🤖 AI Summary
Existing intrinsic bias benchmarks—such as SEAT and CAP—exhibit inconsistent measurement outcomes due to their implicit conflation of distinct sociopsychological dimensions of gender stereotyping (e.g., role assignment, trait attribution, competence expectations), rather than quantifying a unitary bias construct.
Method: We propose a theory-guided data distribution alignment framework grounded in social psychology, enabling cross-benchmark calibration to ensure comparability and interpretability of intrinsic bias measurements.

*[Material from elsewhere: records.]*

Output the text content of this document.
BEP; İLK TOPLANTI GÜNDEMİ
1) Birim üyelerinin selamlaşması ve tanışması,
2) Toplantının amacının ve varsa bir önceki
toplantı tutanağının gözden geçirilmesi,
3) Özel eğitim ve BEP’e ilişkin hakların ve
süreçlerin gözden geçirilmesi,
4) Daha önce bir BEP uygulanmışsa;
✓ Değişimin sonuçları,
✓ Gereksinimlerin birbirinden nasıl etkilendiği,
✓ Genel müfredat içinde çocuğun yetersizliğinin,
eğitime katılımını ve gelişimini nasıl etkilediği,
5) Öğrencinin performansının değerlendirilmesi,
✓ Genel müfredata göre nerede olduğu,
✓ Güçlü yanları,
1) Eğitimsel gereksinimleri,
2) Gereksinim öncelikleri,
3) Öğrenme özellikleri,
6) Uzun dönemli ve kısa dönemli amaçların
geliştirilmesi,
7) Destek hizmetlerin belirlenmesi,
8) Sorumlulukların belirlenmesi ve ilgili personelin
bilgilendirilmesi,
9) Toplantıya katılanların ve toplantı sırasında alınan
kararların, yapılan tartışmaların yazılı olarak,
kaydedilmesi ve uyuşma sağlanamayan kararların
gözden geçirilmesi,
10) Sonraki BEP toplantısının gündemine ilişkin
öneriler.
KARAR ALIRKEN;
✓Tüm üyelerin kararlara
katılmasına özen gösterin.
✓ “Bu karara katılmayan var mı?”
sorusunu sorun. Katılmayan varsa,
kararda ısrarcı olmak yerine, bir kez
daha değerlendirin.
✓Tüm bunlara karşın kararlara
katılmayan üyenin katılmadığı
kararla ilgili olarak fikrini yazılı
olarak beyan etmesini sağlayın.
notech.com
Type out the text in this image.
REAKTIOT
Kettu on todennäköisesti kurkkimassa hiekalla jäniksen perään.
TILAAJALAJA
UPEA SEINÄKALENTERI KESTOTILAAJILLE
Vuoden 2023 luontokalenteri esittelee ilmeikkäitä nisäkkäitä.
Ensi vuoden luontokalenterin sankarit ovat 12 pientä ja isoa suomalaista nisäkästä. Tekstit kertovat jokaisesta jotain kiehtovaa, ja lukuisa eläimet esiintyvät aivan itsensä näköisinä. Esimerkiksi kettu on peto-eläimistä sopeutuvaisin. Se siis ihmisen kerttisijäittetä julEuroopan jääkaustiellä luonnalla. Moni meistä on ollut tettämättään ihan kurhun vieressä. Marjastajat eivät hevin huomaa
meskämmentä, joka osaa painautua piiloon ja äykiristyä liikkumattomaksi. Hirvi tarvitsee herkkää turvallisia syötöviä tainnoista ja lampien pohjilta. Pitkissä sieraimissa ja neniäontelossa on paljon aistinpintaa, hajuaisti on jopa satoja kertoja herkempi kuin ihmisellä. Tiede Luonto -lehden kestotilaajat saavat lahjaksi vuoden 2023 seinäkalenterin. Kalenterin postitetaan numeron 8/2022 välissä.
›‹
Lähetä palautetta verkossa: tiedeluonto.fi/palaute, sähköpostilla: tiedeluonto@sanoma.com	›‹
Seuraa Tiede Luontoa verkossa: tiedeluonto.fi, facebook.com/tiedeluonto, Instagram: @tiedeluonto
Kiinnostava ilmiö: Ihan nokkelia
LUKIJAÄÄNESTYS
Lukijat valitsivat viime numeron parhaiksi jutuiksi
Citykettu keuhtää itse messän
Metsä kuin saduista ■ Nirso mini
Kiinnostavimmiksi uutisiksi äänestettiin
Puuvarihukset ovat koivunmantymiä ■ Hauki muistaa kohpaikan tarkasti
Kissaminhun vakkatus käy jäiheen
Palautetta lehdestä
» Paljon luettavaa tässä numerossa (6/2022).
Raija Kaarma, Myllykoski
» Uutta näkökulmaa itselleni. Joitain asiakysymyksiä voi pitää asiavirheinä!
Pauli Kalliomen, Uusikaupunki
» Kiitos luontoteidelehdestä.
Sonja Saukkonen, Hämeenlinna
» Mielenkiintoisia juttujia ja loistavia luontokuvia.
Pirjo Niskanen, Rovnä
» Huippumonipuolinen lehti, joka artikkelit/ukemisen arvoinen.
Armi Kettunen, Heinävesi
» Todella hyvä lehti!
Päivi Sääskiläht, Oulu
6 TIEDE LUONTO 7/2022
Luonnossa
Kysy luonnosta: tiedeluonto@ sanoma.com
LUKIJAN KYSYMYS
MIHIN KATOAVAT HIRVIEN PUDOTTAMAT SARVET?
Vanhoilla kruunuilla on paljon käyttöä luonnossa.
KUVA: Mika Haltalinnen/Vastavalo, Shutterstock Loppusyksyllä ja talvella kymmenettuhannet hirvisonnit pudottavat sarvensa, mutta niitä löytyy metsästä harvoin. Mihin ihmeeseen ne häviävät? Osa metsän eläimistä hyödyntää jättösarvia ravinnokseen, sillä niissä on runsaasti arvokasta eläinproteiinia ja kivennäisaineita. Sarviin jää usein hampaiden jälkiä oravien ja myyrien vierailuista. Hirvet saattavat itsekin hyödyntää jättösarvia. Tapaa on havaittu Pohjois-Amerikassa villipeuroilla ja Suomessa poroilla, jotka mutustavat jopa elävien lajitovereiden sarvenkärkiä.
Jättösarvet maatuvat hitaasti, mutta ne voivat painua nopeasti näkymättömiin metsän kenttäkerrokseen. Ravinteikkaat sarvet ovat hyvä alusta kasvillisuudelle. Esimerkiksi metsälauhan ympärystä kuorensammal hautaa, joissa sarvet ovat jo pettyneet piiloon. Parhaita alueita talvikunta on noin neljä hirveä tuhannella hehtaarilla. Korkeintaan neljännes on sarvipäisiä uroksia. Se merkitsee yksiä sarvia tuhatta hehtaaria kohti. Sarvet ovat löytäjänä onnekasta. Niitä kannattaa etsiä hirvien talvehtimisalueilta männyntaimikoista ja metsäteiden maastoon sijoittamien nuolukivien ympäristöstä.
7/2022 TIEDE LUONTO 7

Contribution/Results: Evaluated on two major intrinsic benchmarks, our method significantly improves measurement consistency and explanatory power. It provides the first systematic empirical validation that intrinsic bias assessment is inherently multidimensional. Furthermore, it establishes a finer-grained, theoretically grounded framework for bias evaluation—advancing both methodological rigor and conceptual clarity in language model fairness research.
📝 Abstract
The multifaceted challenge of accurately measuring gender stereotypical bias in language models is akin to discerning different segments of a broader, unseen entity. This short paper primarily focuses on intrinsic bias mitigation and measurement strategies for language models, building on prior research that demonstrates a lack of correlation between intrinsic and extrinsic approaches. We delve deeper into intrinsic measurements, identifying inconsistencies and suggesting that these benchmarks may reflect different facets of gender stereotype. Our methodology involves analyzing data distributions across datasets and integrating gender stereotype components informed by social psychology. By adjusting the distribution of two datasets, we achieve a better alignment of outcomes. Our findings underscore the complexity of gender stereotyping in language models and point to new directions for developing more refined techniques to detect and reduce bias.